Very rare in Wales with records from SH54, 61 and 74 in the Snowdonia National Park. It has probably been recently lost from England with former sites in the New Forest and North Somerset (Rose and Coppins (1999)). It is locally frequent in the Western Scottish Highlands and rare in SW Scotland. It is uncommon in SW Ireland. Elsewhere it is found in Western Norway, North Spain, Portugal, Macronesia and in the Pyrenees, the South of France and in Northern Italy. (RGW)

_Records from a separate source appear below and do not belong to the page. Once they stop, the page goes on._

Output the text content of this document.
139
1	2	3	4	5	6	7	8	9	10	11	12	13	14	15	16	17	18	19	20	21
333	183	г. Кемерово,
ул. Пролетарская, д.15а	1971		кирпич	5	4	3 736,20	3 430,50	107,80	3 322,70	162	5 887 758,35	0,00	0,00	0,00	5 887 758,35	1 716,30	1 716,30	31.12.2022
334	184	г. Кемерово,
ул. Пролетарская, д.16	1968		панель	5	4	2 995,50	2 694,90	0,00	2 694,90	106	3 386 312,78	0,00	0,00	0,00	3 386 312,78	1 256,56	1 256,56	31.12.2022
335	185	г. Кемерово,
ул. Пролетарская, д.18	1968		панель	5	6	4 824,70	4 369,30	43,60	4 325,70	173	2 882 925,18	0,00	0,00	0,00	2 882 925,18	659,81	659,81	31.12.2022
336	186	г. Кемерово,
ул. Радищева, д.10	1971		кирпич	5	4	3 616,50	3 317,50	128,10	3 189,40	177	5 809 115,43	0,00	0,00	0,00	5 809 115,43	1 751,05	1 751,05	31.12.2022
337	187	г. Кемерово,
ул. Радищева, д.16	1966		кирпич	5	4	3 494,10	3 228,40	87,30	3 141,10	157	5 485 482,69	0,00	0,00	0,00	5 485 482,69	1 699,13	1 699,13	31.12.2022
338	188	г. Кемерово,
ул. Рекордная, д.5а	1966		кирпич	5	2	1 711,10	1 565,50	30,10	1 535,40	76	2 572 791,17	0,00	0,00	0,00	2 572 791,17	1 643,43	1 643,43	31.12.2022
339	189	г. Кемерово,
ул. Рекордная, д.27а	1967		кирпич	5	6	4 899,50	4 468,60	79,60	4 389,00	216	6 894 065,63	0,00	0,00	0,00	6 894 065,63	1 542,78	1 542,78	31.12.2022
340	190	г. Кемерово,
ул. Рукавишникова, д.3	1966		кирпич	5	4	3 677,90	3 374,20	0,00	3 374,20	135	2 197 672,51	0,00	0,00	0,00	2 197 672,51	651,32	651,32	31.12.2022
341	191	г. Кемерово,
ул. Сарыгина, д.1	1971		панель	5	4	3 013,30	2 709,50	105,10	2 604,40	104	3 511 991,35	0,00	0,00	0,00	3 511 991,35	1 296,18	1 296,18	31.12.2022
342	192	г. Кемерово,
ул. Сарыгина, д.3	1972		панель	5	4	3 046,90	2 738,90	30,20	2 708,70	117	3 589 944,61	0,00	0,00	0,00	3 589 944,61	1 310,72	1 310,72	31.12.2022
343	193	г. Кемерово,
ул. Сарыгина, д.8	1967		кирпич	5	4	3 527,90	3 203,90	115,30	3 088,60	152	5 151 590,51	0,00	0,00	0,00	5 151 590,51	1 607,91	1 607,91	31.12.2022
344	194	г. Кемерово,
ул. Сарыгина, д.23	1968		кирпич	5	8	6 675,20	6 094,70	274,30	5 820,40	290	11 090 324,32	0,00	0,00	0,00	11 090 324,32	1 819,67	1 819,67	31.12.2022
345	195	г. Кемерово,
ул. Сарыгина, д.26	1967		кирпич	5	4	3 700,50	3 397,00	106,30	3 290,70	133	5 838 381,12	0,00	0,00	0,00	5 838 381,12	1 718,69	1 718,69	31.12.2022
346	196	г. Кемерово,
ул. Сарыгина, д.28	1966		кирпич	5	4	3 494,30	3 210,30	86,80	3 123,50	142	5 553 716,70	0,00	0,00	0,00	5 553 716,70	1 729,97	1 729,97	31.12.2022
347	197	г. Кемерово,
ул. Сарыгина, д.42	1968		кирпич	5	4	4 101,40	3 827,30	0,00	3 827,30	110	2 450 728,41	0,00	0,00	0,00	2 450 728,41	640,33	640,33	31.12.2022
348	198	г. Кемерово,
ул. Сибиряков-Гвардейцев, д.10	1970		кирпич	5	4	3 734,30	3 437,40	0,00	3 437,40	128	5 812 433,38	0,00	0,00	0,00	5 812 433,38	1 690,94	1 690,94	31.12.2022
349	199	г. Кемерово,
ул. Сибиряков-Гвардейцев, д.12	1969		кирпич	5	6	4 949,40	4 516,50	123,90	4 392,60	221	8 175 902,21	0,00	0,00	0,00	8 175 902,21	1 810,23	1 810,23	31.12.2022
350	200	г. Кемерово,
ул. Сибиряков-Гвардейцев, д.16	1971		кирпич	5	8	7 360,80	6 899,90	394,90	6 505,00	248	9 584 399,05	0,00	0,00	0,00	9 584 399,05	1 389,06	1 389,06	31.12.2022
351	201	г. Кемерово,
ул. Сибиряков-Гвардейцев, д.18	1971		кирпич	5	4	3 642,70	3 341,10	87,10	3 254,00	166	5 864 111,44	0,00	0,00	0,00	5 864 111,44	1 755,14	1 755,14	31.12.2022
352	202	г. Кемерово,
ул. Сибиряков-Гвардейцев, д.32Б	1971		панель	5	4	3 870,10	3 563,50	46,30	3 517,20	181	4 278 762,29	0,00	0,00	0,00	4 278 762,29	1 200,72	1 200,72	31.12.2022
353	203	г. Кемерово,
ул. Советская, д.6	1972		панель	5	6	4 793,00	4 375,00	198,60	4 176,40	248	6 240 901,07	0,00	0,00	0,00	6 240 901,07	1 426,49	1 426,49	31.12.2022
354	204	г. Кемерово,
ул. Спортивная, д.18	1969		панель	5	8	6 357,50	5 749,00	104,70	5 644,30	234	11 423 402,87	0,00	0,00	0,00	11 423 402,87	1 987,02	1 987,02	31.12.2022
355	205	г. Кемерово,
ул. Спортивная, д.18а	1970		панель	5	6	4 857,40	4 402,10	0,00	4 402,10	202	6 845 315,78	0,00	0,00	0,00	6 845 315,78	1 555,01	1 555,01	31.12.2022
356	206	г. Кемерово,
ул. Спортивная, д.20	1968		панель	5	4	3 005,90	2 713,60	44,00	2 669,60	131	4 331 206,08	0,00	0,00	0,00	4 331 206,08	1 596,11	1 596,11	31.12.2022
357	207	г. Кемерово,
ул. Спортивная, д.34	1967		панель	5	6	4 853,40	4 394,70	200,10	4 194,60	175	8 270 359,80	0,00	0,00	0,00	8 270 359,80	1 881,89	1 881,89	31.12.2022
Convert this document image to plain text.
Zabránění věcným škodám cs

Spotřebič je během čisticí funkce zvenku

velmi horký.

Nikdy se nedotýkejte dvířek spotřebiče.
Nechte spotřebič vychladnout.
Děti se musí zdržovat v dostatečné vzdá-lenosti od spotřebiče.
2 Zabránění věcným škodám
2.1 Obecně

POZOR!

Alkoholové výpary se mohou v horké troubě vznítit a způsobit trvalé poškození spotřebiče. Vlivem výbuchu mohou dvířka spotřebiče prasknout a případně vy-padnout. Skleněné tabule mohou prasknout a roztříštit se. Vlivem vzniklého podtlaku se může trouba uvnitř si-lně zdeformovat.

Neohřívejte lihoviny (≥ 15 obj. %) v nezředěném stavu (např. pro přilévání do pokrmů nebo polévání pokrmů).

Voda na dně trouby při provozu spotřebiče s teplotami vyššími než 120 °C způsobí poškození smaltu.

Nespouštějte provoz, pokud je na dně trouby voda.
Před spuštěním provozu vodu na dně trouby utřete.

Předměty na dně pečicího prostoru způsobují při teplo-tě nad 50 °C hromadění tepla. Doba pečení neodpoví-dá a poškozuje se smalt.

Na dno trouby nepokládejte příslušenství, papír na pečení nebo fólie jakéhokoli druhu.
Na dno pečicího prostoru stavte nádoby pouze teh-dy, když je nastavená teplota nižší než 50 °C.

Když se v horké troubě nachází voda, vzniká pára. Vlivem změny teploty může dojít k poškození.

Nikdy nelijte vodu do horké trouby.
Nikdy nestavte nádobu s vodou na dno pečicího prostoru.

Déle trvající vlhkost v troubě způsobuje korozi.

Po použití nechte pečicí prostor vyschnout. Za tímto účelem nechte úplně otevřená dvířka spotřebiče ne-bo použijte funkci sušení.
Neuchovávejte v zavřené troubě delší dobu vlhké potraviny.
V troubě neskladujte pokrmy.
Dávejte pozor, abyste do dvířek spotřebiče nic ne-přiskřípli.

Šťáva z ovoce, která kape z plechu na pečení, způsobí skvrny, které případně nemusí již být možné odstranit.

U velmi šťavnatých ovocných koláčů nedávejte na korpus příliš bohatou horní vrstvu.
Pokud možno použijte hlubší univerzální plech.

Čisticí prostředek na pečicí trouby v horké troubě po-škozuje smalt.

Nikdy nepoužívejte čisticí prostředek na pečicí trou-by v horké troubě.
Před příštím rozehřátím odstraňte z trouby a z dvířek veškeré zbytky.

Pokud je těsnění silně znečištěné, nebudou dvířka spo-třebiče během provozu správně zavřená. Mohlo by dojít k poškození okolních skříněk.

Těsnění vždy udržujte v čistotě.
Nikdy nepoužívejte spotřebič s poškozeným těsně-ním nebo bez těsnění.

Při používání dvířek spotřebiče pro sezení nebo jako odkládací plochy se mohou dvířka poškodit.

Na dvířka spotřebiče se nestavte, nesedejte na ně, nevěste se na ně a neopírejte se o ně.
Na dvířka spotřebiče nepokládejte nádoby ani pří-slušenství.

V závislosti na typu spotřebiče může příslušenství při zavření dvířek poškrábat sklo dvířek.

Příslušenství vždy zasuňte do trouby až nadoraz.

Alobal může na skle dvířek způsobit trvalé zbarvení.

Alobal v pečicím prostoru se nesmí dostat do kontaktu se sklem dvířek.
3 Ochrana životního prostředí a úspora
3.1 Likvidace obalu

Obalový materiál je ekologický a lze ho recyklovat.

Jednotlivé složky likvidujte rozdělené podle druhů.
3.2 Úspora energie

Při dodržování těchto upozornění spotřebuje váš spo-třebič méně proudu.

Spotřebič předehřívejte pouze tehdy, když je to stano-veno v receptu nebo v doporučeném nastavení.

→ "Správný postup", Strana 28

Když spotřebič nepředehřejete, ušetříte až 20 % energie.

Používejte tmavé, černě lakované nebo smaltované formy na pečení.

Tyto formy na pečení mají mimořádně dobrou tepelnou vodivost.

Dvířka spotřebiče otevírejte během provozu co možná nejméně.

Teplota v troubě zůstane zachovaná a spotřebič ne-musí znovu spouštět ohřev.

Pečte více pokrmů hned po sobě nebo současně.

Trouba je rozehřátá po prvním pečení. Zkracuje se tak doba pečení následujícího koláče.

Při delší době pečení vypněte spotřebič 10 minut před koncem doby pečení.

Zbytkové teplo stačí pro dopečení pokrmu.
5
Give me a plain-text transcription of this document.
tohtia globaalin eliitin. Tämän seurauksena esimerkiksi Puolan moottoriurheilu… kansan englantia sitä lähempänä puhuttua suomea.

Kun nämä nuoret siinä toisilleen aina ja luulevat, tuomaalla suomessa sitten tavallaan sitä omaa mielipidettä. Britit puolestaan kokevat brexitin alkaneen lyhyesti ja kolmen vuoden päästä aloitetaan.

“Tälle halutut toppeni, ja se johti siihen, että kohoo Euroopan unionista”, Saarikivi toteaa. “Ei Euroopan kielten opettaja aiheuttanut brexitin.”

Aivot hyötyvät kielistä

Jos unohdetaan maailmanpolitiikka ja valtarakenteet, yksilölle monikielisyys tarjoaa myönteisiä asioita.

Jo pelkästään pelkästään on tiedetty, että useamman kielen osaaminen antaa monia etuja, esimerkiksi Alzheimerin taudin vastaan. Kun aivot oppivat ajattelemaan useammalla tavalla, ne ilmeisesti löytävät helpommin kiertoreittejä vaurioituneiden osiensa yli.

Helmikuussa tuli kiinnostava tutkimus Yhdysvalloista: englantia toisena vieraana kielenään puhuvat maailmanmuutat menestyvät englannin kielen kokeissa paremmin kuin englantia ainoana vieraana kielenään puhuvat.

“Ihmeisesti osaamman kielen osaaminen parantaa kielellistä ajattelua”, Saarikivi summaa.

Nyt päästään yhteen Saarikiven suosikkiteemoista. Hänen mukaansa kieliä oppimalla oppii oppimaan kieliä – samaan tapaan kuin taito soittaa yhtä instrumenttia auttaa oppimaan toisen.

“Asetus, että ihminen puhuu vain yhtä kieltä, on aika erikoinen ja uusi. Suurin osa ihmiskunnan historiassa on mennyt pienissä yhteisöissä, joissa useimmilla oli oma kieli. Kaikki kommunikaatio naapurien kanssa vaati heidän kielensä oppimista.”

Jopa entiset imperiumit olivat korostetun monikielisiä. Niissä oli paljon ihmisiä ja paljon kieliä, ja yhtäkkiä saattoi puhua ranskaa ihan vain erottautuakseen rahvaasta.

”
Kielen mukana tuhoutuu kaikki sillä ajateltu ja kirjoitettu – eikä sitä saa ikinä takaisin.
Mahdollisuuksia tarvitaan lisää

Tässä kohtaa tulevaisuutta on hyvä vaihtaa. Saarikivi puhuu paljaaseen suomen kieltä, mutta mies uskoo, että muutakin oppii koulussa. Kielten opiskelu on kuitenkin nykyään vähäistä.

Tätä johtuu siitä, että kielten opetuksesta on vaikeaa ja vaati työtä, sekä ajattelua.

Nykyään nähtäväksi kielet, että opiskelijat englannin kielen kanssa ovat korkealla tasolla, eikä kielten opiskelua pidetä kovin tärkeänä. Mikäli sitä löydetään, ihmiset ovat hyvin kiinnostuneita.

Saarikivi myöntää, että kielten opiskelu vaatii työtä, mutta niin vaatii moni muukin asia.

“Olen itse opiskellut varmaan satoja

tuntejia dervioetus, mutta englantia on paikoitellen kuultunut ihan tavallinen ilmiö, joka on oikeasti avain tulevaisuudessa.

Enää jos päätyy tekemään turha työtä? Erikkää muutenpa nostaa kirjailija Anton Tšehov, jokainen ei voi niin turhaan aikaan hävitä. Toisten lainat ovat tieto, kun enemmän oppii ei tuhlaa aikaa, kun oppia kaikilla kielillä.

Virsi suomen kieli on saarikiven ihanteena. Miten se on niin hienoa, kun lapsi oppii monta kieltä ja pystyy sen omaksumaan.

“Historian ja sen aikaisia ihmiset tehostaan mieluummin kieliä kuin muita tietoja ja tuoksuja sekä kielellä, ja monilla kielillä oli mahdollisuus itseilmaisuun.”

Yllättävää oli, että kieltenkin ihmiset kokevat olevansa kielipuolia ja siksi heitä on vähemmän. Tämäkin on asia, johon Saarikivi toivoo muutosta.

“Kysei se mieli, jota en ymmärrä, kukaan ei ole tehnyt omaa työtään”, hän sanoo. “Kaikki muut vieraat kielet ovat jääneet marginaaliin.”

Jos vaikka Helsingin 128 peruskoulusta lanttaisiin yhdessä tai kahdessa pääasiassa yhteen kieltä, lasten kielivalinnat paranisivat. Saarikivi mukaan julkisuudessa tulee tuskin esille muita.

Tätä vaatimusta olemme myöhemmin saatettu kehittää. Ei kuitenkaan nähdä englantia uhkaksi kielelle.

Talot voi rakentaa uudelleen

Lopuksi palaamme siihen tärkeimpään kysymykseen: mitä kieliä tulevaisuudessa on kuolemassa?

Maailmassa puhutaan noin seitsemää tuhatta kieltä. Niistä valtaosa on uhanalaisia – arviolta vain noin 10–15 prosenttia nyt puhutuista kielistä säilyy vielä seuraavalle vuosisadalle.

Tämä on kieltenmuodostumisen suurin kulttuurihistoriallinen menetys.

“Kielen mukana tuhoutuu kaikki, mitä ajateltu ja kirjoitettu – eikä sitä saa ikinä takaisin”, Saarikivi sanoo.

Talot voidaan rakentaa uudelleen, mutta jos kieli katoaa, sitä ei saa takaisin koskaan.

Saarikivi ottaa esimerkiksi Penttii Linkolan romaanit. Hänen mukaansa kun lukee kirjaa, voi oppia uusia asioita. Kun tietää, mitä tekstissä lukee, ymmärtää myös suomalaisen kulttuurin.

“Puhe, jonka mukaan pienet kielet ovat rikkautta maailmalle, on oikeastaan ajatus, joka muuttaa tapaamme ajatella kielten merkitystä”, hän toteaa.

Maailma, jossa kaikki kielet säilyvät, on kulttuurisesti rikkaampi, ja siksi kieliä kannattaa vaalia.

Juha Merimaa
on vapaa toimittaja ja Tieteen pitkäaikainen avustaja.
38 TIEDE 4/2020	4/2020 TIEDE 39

We know little of the detailed distribution and population sizes of this species in Wales. It is threatened by acidic atmospheric pollutants, the loss of host trees by felling and natural collapse and a lack of nearby suitable host trees onto which to expand. The complete cessation of grazing in some sites may lead to its loss through being shaded out by dense evergreens such as ivy, holly and rhododendron. It is accorded a threat status of vulnerable in Wales though a better understanding of its population size and trends in abundance might indicate that endangered is a more realistic status. In Britain it is considered to be near threatened. British populations are considered to be of international importance. (RGW)
Rose, F and Coppins, BJ (1999).Parmeliella testacea. Species account 1031/1999 in the Lichen Atlas of the British Isles. British Lichen Society, London.